Ouf, un premier col de La Pyrénéenne de franchi, et pas le moindre. Il en resterait un. Selon le profil du parcours étudié avant le départ, il ne paraît pas trop exigeant. Le Sarrat de Bon débute par un raidillon à 15 %. On se dit : « OK, le pire est fait. » Mais non, ça se poursuit à coups de passages escarpés sur quelques kilomètres avant de se modérer avec des 3-4 %, le tout sur 6 km – si le parc de la Mauricie a sa côte « Pas nécessaire », la Pyrénéenne 2016 a sa « Pas fine ». L’arrivée au lac de Payolle a lieu dans un cadre enchanteur, merveilleux, surnommé le Petit Canada en raison des hauts conifères et du microclimat qui fait tomber d’importantes  quantités de neige sur le secteur. Le délicieux repas, l’ambiance à l’arrivée et le ­décor contribuent à faire oublier ­rapidement la longue, très ­longue journée.

À faire dans la foulée

Nous avons eu la chance d’être accompagnés et guidés par quelques membres du club Avenir Cycliste de Bagnères-de-Bigorre, dont le président, Gérard Labrunée. Ces messieurs nous ont cajolés toute la semaine en nous amenant sur des parcours superbes. D’abord, la Hourquette d’Ancizan, majestueux col d’une dizaine de kilomètres avec 500 m d’ascension à partir de Payolle, pas trop raide ni trop long, aux paysages à couper le souffle, et toujours ces zones pastorales et ces animaux en liberté. Puis le col d’Azet depuis Saint-Lary-Soulan, plus long et plus raide, d’où la vue s’étend sans discontinuer sur la vallée de la route en corniche. Enfin, rien de plus magique que de s’offrir la descente du lac de Payolle vers Bagnères-de-Bigorre : 25 km et 545 m de dénivelé négatif. Il s’est passé quelque chose de mémorable lors de ce court segment : les gros rouleurs du club avaient envie de s’éclater, alors ils se sont mis devant le peloton d’une dizaine de cyclistes et nous ont fait « descendre » vers Bagnères. On se serait cru en pleine course, les ­17 premiers­ kilomètres parcourus à une moyenne de 46,6 km/h. Époustouflant !

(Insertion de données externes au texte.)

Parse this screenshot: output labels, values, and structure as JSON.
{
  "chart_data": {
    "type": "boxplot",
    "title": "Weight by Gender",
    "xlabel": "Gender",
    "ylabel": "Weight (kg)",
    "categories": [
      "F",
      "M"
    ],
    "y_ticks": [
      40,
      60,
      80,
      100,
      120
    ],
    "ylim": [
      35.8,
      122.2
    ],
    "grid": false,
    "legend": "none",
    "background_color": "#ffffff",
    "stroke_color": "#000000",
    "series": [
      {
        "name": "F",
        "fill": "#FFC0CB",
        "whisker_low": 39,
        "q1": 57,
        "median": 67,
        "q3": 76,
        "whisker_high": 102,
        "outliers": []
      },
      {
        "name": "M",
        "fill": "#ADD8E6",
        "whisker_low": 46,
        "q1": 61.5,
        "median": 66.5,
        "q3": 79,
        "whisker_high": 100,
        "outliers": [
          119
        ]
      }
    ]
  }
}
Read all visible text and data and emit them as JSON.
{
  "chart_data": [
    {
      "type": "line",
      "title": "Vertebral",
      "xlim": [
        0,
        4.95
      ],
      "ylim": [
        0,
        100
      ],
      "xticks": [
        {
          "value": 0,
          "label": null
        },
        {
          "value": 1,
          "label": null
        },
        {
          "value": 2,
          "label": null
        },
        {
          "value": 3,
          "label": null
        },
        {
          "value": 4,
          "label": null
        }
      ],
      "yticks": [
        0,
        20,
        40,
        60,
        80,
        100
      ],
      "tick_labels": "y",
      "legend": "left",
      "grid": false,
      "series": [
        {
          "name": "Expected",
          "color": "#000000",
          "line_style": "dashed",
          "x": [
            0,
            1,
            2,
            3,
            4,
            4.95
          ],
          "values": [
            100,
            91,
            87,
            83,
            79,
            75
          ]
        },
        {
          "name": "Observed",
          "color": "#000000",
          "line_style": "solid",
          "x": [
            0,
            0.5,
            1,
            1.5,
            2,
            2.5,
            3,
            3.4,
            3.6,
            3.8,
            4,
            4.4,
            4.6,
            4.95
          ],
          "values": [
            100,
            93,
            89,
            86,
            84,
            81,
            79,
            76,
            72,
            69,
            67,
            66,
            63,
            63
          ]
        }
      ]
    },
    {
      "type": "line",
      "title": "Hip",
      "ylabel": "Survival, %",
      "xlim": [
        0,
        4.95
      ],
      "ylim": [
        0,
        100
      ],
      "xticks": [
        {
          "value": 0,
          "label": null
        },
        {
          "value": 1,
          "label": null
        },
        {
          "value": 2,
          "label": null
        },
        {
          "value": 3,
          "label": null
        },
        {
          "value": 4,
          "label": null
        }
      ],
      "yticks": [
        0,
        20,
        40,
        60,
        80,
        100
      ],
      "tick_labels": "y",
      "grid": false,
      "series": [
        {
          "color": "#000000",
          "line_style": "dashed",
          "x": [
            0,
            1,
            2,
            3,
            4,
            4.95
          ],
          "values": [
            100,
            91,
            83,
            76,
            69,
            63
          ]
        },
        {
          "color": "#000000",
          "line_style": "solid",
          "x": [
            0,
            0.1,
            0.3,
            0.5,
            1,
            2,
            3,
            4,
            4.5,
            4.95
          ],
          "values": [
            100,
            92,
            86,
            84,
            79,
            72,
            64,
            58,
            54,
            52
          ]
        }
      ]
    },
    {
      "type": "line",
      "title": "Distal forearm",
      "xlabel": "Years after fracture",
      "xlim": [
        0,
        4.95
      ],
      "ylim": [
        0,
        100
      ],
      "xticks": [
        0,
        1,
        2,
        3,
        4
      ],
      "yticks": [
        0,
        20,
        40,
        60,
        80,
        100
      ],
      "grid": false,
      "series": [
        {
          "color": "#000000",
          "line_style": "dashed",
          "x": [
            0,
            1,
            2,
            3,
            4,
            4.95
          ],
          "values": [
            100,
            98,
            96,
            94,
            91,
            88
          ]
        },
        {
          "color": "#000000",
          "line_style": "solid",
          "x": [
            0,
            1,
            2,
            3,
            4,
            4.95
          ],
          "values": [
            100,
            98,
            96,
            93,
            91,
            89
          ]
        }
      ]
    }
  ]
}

Nous avons terminé cette semaine de rêve par une randonnée d’une soixantaine de kilomètres vers Lourdes, puis retour par des campagnes tranquilles et un dernier col, celui de Lingous, 8 km à 3,7 %, tout doux. Des paysages inouïs, des circuits variés, des visites passionnantes et surtout des gens extraordinaires, d’une remarquable générosité et d’une simplicité attachante, voilà le sommaire d’un voyage que je vous recommande de faire au moins une fois dans votre vie. Et vous savez quoi ? Même si 1574 km au compteur avant de se lancer dans cette aventure, c’est bien peu, sachez que tout doucement, la montagne vous récompense, vous redonne ce qu’elle vous a pris au début et, quelques centaines de bornes plus tard, vous n’êtes plus le même cycliste.

Le Tourmalet

Octave Lapize fut le premier cycliste du Tour de France à atteindre le sommet du col du Tourmalet le 21 juillet 1910. L’étape Luchon-Bayonne – longue de 325 km et comprenant les montées successives des cols de Peyresourde, d’Aspin, du Tourmalet et d’Aubisque – restera dans les mémoires comme la plus difficile jamais courue. À l’arrivée, Lapize a vilipendé les organisateurs du Tour présents en leur lançant le, depuis, célèbre : « Vous êtes des assassins. Oui, des assassins ! » La statue de Lapize trône tout en haut du Tourmalet depuis le 26 juin 1994. Elle y passe les étés mais est descendue chaque hiver car, une fois recouverte de neige, les skieurs pourraient l’endommager ou, pire, se blesser en la frappant.